La silueta se desvanecía en la mente de Aparicio mientras el merodeador ya hacía un buen rato que había huido. La casa de Aparicio era difícil de guardar, dos puertas y cochera, en pleno bullicio de niños y coches durante el día y serenas, por fin, al caer la noche.
Aparicio reintegró al interior el medio cuerpo que había asomado por la ventana del dormitorio, en el primer piso, y le daba vueltas a la idea de un posible robo u otros asuntos no menos truculentos. El hielo y la escarcha invadían las ventanas y las contraventanas.
Asediado por sus propios pensamientos, Aparicio se dirigió al pequeño sillón de su dormitorio con la intención de arrellanarse y seguir dándole vueltas al asunto. Pero antes de que pudiera alcanzar ese comodín mental, su mujer, Ana, salió del baño y se le quedó mirando de hito en hito. “¿Qué te pasa?”, le preguntó. Aparicio calló y finalmente se sentó en el silloncito. No lo sé, dijo, seguramente algo me ha sentado mal.

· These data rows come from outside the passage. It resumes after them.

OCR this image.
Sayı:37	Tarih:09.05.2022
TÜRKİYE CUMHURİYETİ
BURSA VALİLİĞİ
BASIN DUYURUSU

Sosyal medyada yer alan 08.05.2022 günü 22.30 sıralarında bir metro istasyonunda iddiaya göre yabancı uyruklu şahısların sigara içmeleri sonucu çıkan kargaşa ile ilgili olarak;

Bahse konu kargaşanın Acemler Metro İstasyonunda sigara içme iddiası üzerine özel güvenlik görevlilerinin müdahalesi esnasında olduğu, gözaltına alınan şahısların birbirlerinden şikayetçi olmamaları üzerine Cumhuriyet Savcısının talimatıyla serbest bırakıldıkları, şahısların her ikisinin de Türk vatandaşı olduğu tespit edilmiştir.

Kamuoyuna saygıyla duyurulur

Y su esposa, pillada en falta, no evaluó la consistencia de semejante aserción, sino que la interiorizó y se preocupó, responsable. “Te voy a preparar una infusión”, le dijo y acto seguido bajó a la cocina. Aparicio se quedó sentado, pensativo, mientras la fragilidad y volatilidad de su situación se hacía patente. Una sombra, había bastado con una sombra.